Each codepoint is composed of one or more code units. In UTF-81, which is the most popular Unicode encoding, there are 8 bits per code unit. One codepoint will be encoded as more than one UTF-8 code unit if it’s represented by a number that requires more than 8 bits (like U+1F43C “PANDA FACE”, which requires two code units). You may have also heard of ASCII, which was the most widely used encoding scheme before UTF-8.
Unlike UTF-8, which can be infinitely extended by adding more bits, ASCII encodes all of its characters using only 8 bits. This means it can only represent 256 (2^8) characters, and since ASCII was originally designed by English-speaking people, most of those 256 characters were used for Western characters. This lack of support for non-Western languages is one of the reasons that UTF-8 was created. An interesting and intentional property of UTF-8 is that it’s backwards-compatible with ASCII. A string that’s encoded in ASCII can be read by a program that’s assuming UTF-8 and it will work just fine.
🛩 Planes 🛩
Now that we know how Unicode is (usually) encoded, let’s talk about how the standard is structured. For convenience, Unicode is divided into planes, which are continuous groups of 65,536 codepoints. The first plane, Plane 0, is called the Basic Multilingual Plane (or BMP) and runs from U+0000 to U+FFFF. Almost all modern languages are represented in the BMP, but there are 16 total planes. Unicode is big!

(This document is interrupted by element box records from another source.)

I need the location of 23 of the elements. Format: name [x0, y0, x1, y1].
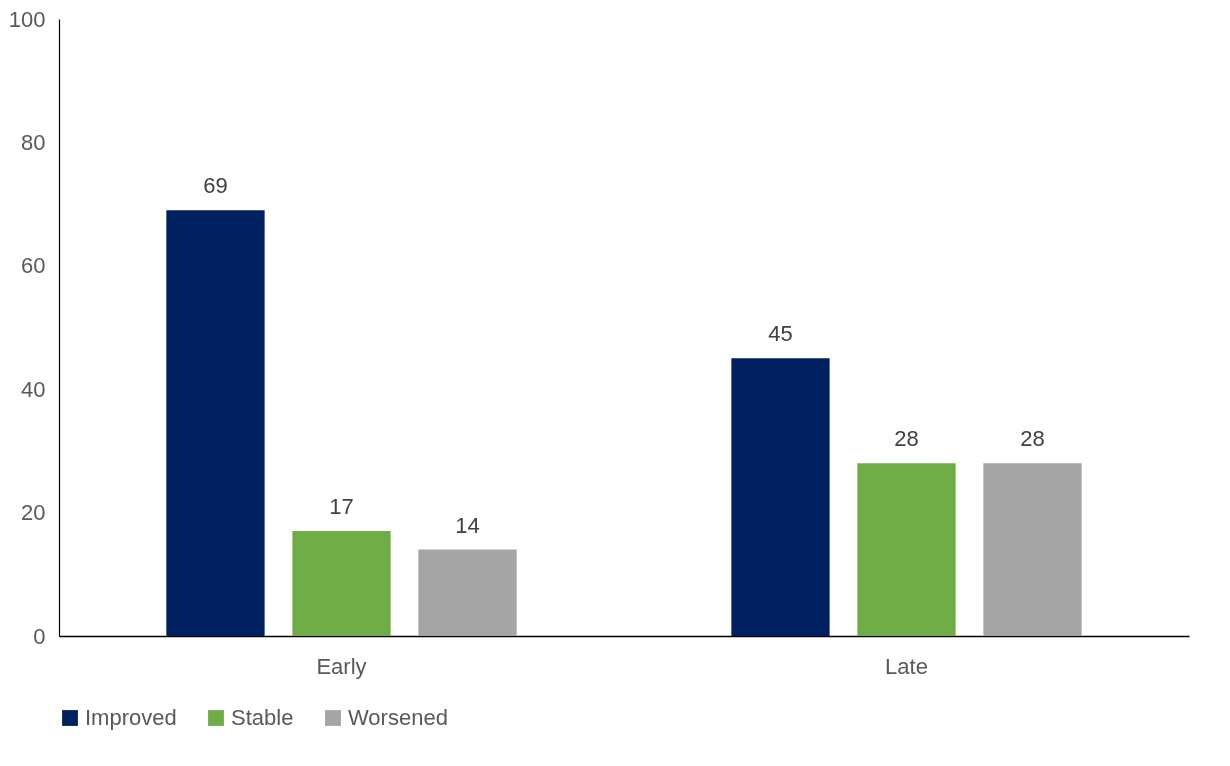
- data-label: 14: [455, 512, 480, 538]
- y-tick-label: 40: [21, 376, 46, 402]
- data-label: 69: [203, 173, 228, 199]
- legend-label: Stable: [231, 705, 294, 730]
- y-tick-label: 80: [21, 129, 46, 155]
- bar: [857, 463, 956, 636]
- legend-label: Improved: [85, 705, 177, 730]
- y-tick-label: 60: [21, 253, 46, 279]
- data-label: 28: [1020, 426, 1045, 452]
- bar: [418, 549, 517, 636]
- x-tick-label: Early: [316, 653, 367, 679]
- legend-label: Worsened: [348, 705, 448, 730]
- bar: [731, 358, 830, 636]
- data-label: 17: [329, 494, 354, 520]
- y-tick-label: 100: [8, 6, 46, 32]
- bar: [983, 463, 1082, 636]
- x-tick-label: Late: [885, 653, 928, 679]
- y-tick-label: 0: [33, 623, 46, 649]
- y-tick-label: 20: [21, 500, 46, 526]
- bar: [166, 210, 265, 636]
- data-label: 45: [768, 321, 793, 347]
- bar: [292, 531, 391, 636]
- data-label: 28: [894, 426, 919, 452]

Now, some emoji are in the BMP, but when emoji got popular, a lot more emoji were added to Unicode. In fact, they added so many emoji that they ran out of space for them in the BMP. So newer emoji are in Plane 1, the Supplementary Multilingual Plane. It’d be nice if all of the emoji were in the same plane, but to be fair, the Unicode committee didn’t know that emoji would become a Thing. When they added a heart symbol in 1993, they had no idea that they also needed to save space for 📲 (“Mobile Phone With Rightwards Arrow at Left”).
Bringing it back 💫
So why couldn’t I set my username to “💖🎉”? It turns out that Twitter strips out all characters that aren’t in the Basic Multilingual Plane. That means ❤ (U+2764) is allowed in usernames, but new emoji like 💖 (U+1F496) aren’t, because they’re in the Supplementary Multilingual Plane.

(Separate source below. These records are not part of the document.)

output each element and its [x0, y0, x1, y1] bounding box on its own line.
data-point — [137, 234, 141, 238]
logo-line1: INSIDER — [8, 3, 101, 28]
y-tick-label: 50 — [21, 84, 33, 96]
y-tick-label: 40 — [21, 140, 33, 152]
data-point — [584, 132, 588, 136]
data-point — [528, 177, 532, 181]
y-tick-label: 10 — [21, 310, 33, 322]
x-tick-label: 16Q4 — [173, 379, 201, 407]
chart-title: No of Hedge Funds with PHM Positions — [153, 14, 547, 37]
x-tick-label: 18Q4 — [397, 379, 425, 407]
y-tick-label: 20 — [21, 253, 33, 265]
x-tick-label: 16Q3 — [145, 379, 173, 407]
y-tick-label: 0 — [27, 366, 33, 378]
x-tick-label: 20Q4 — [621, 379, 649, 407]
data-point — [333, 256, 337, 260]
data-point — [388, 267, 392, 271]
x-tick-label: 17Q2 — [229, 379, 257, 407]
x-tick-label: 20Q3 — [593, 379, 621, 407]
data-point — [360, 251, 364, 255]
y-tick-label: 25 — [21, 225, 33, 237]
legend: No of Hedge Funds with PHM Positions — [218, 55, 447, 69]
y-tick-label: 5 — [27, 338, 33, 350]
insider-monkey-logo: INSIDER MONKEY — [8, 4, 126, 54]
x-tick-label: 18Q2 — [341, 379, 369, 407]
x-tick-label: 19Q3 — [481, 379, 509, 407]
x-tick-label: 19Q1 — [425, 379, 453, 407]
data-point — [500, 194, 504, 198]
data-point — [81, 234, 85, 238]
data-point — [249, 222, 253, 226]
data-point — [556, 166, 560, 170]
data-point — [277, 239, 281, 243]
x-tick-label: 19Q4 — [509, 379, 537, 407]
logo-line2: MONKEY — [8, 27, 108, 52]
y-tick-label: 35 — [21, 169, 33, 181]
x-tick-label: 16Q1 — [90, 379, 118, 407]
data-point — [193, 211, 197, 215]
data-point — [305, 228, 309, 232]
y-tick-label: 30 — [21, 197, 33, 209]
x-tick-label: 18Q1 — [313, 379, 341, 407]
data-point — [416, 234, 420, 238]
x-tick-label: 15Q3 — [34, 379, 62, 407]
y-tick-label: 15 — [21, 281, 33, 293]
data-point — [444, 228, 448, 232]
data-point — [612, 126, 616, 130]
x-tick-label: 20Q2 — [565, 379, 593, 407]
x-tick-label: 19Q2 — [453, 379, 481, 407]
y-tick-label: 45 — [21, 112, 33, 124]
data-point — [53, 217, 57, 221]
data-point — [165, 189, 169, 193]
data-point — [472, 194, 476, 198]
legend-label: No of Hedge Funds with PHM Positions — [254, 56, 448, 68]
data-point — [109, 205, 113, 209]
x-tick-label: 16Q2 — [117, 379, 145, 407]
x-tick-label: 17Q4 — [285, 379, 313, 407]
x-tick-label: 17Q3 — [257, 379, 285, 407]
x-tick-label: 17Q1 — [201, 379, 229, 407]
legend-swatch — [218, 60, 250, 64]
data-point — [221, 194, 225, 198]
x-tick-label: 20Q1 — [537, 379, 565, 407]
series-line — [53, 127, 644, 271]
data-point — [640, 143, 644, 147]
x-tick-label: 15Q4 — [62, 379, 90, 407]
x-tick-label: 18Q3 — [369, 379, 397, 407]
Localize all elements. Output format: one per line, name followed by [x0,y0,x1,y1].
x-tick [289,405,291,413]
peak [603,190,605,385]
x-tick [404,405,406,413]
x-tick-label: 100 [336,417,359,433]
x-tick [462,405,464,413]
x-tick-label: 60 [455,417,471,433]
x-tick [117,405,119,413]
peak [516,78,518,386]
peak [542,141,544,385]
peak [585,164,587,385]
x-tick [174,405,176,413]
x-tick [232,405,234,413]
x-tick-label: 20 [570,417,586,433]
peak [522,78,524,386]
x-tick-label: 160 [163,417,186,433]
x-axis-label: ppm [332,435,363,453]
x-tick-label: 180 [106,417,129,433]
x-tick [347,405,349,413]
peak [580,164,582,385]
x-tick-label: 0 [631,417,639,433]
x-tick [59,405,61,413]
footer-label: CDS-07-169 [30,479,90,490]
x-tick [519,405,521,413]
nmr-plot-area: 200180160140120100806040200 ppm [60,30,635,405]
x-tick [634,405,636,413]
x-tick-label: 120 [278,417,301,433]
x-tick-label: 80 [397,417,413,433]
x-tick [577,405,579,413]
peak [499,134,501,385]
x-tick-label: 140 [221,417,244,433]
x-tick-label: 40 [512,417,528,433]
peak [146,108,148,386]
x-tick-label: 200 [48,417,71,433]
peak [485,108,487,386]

Discovering exactly what was happening with my Twitter username took weeks, but it was so satisfying! I had to read a lot of blog posts from a lot of people to figure it out. I linked to some of those posts below, and I recommend reading them all to get even more detail on Unicode and emoji. Now I feel like I can talk a little bit more about How Modern Computers Work.
Here are some of the helpful resources I used to learn more about Unicode!
- Monica Dinculescu wrote a truly excellent post about how an emoji gets rendered. Thank you, Monica, for teaching me about codepoints and text shaping!
- Joel Spolsky’s article on Unicode is a deserved classic, and taught me about the history of character encodings.
- Eevee wrote about the technical aspects of Unicode.
- @FakeUnicode is an excellent Twitter account that taught me about the BMP.
- Listen to me talk about emoji and Unicode on the Bikeshed podcast.
1 UTF-16 is very similar UTF-8, but uses 16 bits to encode each code unit instead of 8 bits. This means that it takes up more space than UTF-8, so most people use UTF-8 instead. You can read more about UTF-8 vs UTF-16 vs UTF-32.